A developer involved in a controversial project to build 800 homes in Stevenage countryside of historical and cultural significance has vowed to create "a new neighbourhood sympathetic to the unique character of the conservation area".

Outline planning permission to build 800 homes and a primary school in Forster Country - land between North Road and Weston Road - was granted by Stevenage Borough Council in September 2022.

Last month, the council approved detailed plans to deliver 243 homes in the first phase of a joint scheme by Bellway North London and Miller Homes.

Forster Country lies within the St Nicholas Conservation Area and includes author EM Forster's childhood home Rooks Nest House, Grade I-listed St Nicholas Church and Grade II-listed The Bury.


Hundreds of people objected to the proposed housing development, with concerns including urban coalescence, loss of heritage, and the development being unsustainable.

Emma Thompson, who won a Best Actress Oscar for her role in a film version of EM Forster's novel Howards End, backed a campaign by the Friends of Forster Country group to save the land from development, but to no avail.

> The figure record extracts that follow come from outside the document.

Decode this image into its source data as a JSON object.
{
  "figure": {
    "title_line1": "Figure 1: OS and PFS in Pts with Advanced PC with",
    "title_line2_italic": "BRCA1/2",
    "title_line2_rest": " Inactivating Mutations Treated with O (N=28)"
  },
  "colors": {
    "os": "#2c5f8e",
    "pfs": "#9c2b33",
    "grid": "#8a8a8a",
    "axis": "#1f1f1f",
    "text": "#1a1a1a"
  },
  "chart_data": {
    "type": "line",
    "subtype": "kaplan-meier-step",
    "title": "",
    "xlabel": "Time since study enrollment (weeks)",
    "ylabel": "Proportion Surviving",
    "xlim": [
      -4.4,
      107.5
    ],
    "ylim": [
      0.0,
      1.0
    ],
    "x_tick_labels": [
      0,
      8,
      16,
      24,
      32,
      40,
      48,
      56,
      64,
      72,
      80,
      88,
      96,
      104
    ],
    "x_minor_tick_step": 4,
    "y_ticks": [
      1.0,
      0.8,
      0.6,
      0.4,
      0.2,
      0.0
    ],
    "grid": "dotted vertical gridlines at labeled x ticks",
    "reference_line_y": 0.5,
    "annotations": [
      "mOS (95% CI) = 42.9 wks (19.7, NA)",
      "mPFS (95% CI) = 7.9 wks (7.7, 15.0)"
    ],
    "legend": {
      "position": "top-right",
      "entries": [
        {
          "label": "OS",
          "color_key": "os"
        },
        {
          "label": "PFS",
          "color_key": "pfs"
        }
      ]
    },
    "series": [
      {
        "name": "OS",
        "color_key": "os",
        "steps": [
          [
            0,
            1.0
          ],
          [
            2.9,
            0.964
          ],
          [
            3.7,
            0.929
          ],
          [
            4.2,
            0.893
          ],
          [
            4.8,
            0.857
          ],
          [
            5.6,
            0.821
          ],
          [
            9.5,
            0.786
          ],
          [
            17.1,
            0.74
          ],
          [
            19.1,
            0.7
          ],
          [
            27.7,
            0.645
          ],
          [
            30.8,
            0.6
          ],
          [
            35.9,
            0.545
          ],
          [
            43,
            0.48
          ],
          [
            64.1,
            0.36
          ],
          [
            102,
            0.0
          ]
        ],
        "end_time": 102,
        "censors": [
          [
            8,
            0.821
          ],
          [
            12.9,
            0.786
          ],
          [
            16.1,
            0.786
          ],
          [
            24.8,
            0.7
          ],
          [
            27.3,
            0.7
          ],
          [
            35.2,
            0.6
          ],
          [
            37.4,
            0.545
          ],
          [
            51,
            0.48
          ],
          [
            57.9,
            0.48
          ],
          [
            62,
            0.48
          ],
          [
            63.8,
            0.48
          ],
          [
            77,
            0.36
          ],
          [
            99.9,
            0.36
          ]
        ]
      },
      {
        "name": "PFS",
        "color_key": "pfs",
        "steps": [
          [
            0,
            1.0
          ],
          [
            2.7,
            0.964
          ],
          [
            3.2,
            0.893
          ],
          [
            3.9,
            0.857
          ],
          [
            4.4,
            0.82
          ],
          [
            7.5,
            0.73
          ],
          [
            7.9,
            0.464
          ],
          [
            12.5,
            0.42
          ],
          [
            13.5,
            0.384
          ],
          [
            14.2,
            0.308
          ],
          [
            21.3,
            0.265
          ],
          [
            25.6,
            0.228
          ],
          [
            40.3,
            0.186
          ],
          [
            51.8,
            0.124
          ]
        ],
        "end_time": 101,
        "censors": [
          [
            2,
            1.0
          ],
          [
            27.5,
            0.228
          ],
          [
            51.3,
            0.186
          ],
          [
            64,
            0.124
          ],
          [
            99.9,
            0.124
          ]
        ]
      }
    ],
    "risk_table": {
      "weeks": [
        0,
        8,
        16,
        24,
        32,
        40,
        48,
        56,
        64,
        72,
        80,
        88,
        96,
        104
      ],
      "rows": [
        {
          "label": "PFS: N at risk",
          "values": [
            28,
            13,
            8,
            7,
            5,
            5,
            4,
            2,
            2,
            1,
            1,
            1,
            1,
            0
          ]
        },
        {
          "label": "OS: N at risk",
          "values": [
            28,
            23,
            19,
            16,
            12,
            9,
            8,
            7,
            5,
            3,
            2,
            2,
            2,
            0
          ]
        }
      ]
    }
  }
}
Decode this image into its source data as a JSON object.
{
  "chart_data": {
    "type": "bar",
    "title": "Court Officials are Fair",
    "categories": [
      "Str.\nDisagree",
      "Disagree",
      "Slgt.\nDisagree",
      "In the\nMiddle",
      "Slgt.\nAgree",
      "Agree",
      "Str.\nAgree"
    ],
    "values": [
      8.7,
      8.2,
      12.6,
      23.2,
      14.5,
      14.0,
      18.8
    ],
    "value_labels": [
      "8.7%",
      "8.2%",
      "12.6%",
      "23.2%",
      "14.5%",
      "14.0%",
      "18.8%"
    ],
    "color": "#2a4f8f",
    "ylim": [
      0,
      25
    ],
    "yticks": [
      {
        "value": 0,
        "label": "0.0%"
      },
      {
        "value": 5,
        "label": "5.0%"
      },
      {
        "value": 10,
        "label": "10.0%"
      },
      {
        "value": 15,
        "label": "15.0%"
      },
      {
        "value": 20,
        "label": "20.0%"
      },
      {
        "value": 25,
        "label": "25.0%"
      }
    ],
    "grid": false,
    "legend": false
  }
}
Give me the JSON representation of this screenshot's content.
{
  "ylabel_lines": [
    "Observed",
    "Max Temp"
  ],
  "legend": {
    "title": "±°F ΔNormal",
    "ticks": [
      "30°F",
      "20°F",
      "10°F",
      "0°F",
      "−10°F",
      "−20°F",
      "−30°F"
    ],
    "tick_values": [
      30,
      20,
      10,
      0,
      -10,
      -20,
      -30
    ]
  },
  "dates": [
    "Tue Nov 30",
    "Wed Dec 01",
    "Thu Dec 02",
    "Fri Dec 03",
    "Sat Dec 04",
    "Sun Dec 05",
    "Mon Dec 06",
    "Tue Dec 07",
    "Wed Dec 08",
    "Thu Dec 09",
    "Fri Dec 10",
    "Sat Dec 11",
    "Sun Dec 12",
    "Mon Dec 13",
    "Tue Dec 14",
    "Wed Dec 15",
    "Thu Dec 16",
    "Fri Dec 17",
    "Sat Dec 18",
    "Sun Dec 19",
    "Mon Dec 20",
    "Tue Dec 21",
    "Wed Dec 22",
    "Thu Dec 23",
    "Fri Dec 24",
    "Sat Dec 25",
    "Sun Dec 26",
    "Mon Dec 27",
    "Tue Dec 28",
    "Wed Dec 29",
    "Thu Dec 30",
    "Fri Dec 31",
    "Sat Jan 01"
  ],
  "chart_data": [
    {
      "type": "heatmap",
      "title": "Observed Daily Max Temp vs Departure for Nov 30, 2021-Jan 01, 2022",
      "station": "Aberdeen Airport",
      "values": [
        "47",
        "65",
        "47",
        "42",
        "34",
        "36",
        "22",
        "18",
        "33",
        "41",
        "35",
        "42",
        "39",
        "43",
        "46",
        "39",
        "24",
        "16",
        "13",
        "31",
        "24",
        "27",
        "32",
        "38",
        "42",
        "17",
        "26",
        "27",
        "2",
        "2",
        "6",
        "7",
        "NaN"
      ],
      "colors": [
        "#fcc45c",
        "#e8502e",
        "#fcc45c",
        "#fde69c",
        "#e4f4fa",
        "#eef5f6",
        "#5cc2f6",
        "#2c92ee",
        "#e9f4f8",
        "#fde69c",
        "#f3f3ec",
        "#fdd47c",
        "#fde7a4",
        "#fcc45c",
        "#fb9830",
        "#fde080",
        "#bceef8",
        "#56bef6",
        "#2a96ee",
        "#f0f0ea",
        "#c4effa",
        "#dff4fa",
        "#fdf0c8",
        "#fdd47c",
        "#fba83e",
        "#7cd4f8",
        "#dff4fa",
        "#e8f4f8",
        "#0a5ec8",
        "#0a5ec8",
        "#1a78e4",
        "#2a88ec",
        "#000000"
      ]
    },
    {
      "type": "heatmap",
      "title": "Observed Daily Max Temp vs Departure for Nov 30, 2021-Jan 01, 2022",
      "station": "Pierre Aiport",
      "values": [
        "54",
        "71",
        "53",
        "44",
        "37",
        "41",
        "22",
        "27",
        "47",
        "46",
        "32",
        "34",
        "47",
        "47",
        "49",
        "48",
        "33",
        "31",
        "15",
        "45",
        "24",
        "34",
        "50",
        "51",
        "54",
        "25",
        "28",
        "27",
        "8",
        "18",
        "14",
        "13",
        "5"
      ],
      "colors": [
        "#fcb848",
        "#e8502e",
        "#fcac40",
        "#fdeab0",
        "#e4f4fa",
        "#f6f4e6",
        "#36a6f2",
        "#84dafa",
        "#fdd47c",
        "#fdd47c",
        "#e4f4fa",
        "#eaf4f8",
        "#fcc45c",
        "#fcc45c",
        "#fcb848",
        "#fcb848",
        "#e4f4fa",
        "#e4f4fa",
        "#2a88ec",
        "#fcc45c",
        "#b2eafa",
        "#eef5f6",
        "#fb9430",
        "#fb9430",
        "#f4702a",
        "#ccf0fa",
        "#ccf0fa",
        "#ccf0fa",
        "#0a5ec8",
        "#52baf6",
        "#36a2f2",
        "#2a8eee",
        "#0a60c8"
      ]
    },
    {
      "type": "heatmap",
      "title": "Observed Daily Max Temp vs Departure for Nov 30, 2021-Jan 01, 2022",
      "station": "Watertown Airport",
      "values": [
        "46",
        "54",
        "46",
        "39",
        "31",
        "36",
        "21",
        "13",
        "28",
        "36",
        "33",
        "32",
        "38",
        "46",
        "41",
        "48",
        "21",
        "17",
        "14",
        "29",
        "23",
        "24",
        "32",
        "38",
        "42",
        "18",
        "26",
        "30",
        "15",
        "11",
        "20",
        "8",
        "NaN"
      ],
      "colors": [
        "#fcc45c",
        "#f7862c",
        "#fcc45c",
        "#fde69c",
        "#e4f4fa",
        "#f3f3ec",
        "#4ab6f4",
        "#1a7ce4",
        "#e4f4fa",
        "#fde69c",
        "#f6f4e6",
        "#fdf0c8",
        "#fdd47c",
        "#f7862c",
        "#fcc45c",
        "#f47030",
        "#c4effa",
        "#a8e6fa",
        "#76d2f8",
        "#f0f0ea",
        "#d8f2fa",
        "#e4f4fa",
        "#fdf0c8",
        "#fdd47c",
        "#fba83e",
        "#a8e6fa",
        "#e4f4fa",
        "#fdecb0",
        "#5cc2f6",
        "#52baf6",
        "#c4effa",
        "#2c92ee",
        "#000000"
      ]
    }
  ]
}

Construction work is expected to begin this spring, with Bellway predicting development of the 183-acre site, which will include up to 800 homes, a local centre, primary school, country park and public open space, will take up to five years to complete.

Part of the first phase of the development lies within the St Nicholas Conservation Area, which includes Rooks Nest House. Bellway said: "The properties here have been carefully designed to be sensitive to their historic surroundings, with complementary character areas throughout the development."


Ali Maruf, managing director for Bellway North London, added: "We are aware of the historic literary significance of the area and are focused on creating a new neighbourhood sympathetic to the unique character of the conservation area and surrounding landscape which inspired EM Forster’s work."

Ali said the proposed mix of homes will provide new housing for a wide range of buyers, including commuters, first-time buyers, families needing more space and those looking to downsize.

"We will be working closely with a local housing association to ensure the development will also benefit local people and provide a chance for keyworkers and those on lower incomes to be able to secure an affordable home, whilst being able to stay close to family and friends," Ali explained.

"The new homes within the conservation area will include traditional features such as hipped roofs, tile hanging, brick arches, chimneys and gable-fronted porch canopies.


"Meanwhile, the proposed country park is set to include the restoration of hay meadows to the approximate field pattern as shown on historic maps and described in EM Forster’s texts.

"Due to the size of the development, we anticipate working on the site for up to five years and intend to play a positive role within the local community as this new neighbourhood takes shape.

"We will be delivering housing for hundreds of people and bringing investment, jobs and improvements to local facilities which will benefit both existing and new residents in the town."